Evidence of association between trauma and risk of NAPD remained strong after adjustment for a range of measured confounders, but estimates were attenuated, particularly for interpersonal trauma, suggesting these association are more prone to residual confounding. Individuals who develop NAPD have (on average) higher rates of subtle cognitive and neurodevelopmental abnormalities which may share genetic liability with NAPD and influence exposure to trauma. While parental history of psychiatric disorders will not capture all relevant shared genetic risk, our estimates for interpersonal trauma remained large and almost unchanged after adjustment for family history, making it less likely that observed associations are substantially attributable to genetic confounding. Systematic reviews of family and twin studies suggest genetic effects have moderate influences on environmental exposures (Kendler & Baker, Reference Kendler and Baker2007), though adjusting for schizophrenia-related polygenic risk did not attenuate associations between trauma and psychotic experiences in another cohort study (Croft et al., Reference Croft, Heron, Teufel, Cannon, Wolke, Thompson and Zammit2019).

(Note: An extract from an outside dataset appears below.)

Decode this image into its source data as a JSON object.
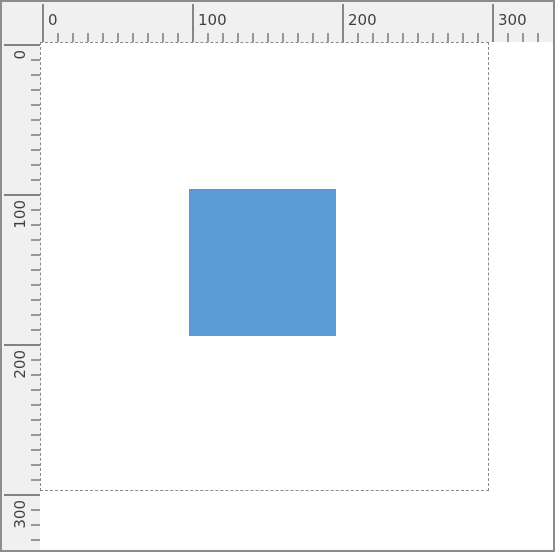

Our results were substantively unchanged when we examined trauma exposure in adulthood and adjusted for childhood trauma, consistent with the allostatic load hypothesis which suggests it is trauma accumulation across the life-course which increases psychosis risk.
Trauma, PTSD and NAPD
Whilst we replicate findings from a Danish study showing that traumatic stress disorders are associated with increased risk of subsequent NAPD (Okkels et al., Reference Okkels, Trabjerg, Arendt and Pedersen2016), we extend this by showing a stronger effect for PTSD than ASR and by examining the extent to which PTSD mediates the association between trauma and psychosis risk. Despite strong associations between interpersonal trauma and both PTSD and NAPD, and between PTSD and subsequent NAPD, we found little support for the hypothesis that PTSD mediates the relationship between trauma and psychosis. However, people with PTSD do not always present to secondary care (Lewis et al., Reference Lewis, Arseneault, Caspi, Fisher, Matthews, Moffitt and Danese2019) and where they do they are likely to receive treatment for their PTSD symptoms; therefore our results may under-estimate the mediation effect of PTSD symptoms.

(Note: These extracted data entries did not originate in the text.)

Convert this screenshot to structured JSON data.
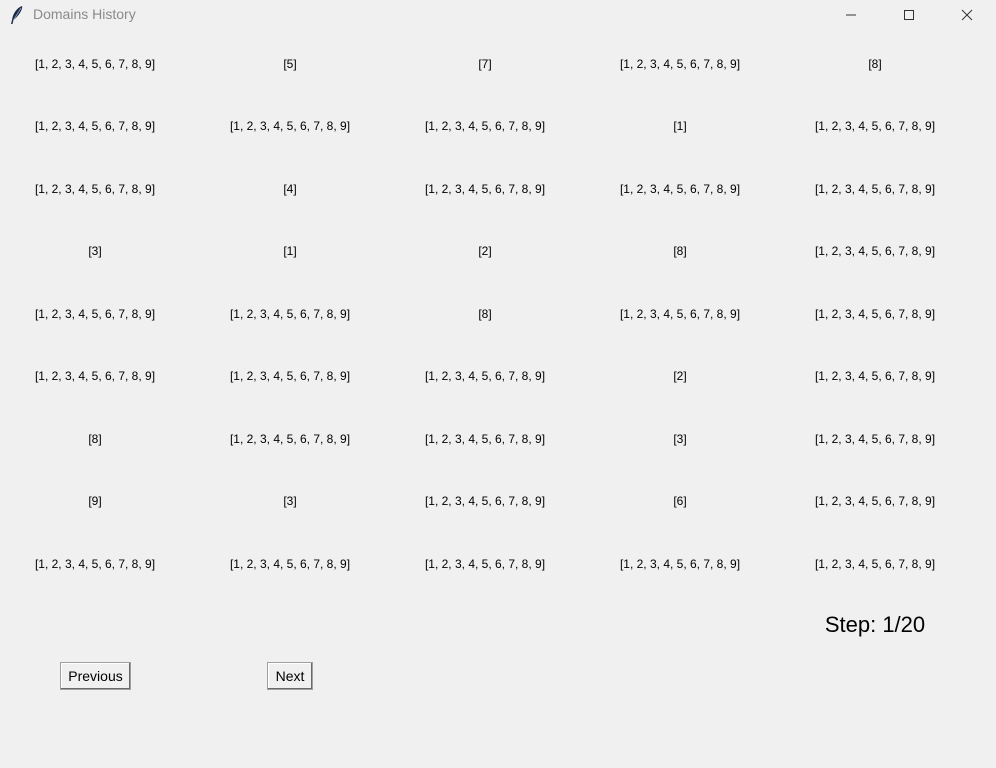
{
  "window": {
    "title": "Domains History"
  },
  "grid": {
    "rows": [
      [
        "[1, 2, 3, 4, 5, 6, 7, 8, 9]",
        "[5]",
        "[7]",
        "[1, 2, 3, 4, 5, 6, 7, 8, 9]",
        "[8]"
      ],
      [
        "[1, 2, 3, 4, 5, 6, 7, 8, 9]",
        "[1, 2, 3, 4, 5, 6, 7, 8, 9]",
        "[1, 2, 3, 4, 5, 6, 7, 8, 9]",
        "[1]",
        "[1, 2, 3, 4, 5, 6, 7, 8, 9]"
      ],
      [
        "[1, 2, 3, 4, 5, 6, 7, 8, 9]",
        "[4]",
        "[1, 2, 3, 4, 5, 6, 7, 8, 9]",
        "[1, 2, 3, 4, 5, 6, 7, 8, 9]",
        "[1, 2, 3, 4, 5, 6, 7, 8, 9]"
      ],
      [
        "[3]",
        "[1]",
        "[2]",
        "[8]",
        "[1, 2, 3, 4, 5, 6, 7, 8, 9]"
      ],
      [
        "[1, 2, 3, 4, 5, 6, 7, 8, 9]",
        "[1, 2, 3, 4, 5, 6, 7, 8, 9]",
        "[8]",
        "[1, 2, 3, 4, 5, 6, 7, 8, 9]",
        "[1, 2, 3, 4, 5, 6, 7, 8, 9]"
      ],
      [
        "[1, 2, 3, 4, 5, 6, 7, 8, 9]",
        "[1, 2, 3, 4, 5, 6, 7, 8, 9]",
        "[1, 2, 3, 4, 5, 6, 7, 8, 9]",
        "[2]",
        "[1, 2, 3, 4, 5, 6, 7, 8, 9]"
      ],
      [
        "[8]",
        "[1, 2, 3, 4, 5, 6, 7, 8, 9]",
        "[1, 2, 3, 4, 5, 6, 7, 8, 9]",
        "[3]",
        "[1, 2, 3, 4, 5, 6, 7, 8, 9]"
      ],
      [
        "[9]",
        "[3]",
        "[1, 2, 3, 4, 5, 6, 7, 8, 9]",
        "[6]",
        "[1, 2, 3, 4, 5, 6, 7, 8, 9]"
      ],
      [
        "[1, 2, 3, 4, 5, 6, 7, 8, 9]",
        "[1, 2, 3, 4, 5, 6, 7, 8, 9]",
        "[1, 2, 3, 4, 5, 6, 7, 8, 9]",
        "[1, 2, 3, 4, 5, 6, 7, 8, 9]",
        "[1, 2, 3, 4, 5, 6, 7, 8, 9]"
      ]
    ]
  },
  "step": {
    "label": "Step: 1/20"
  },
  "controls": {
    "previous_label": "Previous",
    "next_label": "Next"
  },
  "icons": {
    "app": "feather-icon",
    "minimize": "minimize-icon",
    "maximize": "maximize-icon",
    "close": "close-icon"
  }
}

This study provides novel information that can help inform our understanding of how TE can lead to the development of psychosis. The absence of evidence for PTSD mediation in our study suggests that the conceptualisation of trauma leading to PTSD symptoms which, over time, develop into psychosis might need reframing, although are findings are not necessarily inconsistent with the hypothesis that traumatic pathology has a causal role in the development of psychosis. The potentially causal relationship between trauma and psychotic disorders are likely to be complex and a measure of PTSD diagnosis may not be the best proxy for the multiple pathways and psychological mechanisms underpinning this association. Examination of potentially specific trauma-symptom associations (Hardy, Reference Hardy2017) or of specific types of TE such as sexual abuse which we have not measured in this study, might provide a more sophisticated understanding of this relationship.

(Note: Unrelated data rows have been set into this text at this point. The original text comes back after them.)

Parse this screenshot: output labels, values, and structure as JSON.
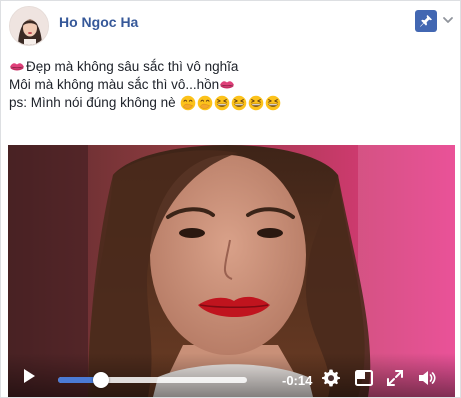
{
  "post": {
    "author": "Ho Ngoc Ha",
    "lines": [
      {
        "emoji_before": "kiss-mark",
        "text": "Đẹp mà không sâu sắc thì vô nghĩa"
      },
      {
        "text": "Môi mà không màu sắc thì vô...hồn",
        "emoji_after": "kiss-mark"
      },
      {
        "text": "ps: Mình nói đúng không nè",
        "emoji_after": [
          "face-with-hand-over-mouth",
          "face-with-hand-over-mouth",
          "grinning-squinting-face",
          "grinning-squinting-face",
          "grinning-squinting-face",
          "grinning-squinting-face"
        ]
      }
    ]
  },
  "video": {
    "time_remaining": "-0:14",
    "progress": 0.23,
    "icons": {
      "play": "play-icon",
      "settings": "gear-icon",
      "pip": "picture-in-picture-icon",
      "fullscreen": "expand-icon",
      "volume": "volume-icon"
    }
  },
  "colors": {
    "author_link": "#365899",
    "pin_button": "#4267b2",
    "progress_fill": "#4b7bd5"
  }
}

An alternative hypothesis suggests there is a spectrum of multifaceted, dimensional psychopathological responses to trauma, ranging in severity and need for care, and it is the balance between the timing, severity, and repetitiveness of trauma exposure within the context of an individual' specific liability (genetic, psychological and social) which leads to differential psychopathological expressions of response to trauma (Morrison, Frame, & Larkin, Reference Morrison, Frame and Larkin2003). That is, while ASR, PTSD, and NAPD diagnostic categories are clinically useful, they may well be artificial constructs lying along trauma-related phenomenological continua rather than representing discrete/separate psychopathological processes.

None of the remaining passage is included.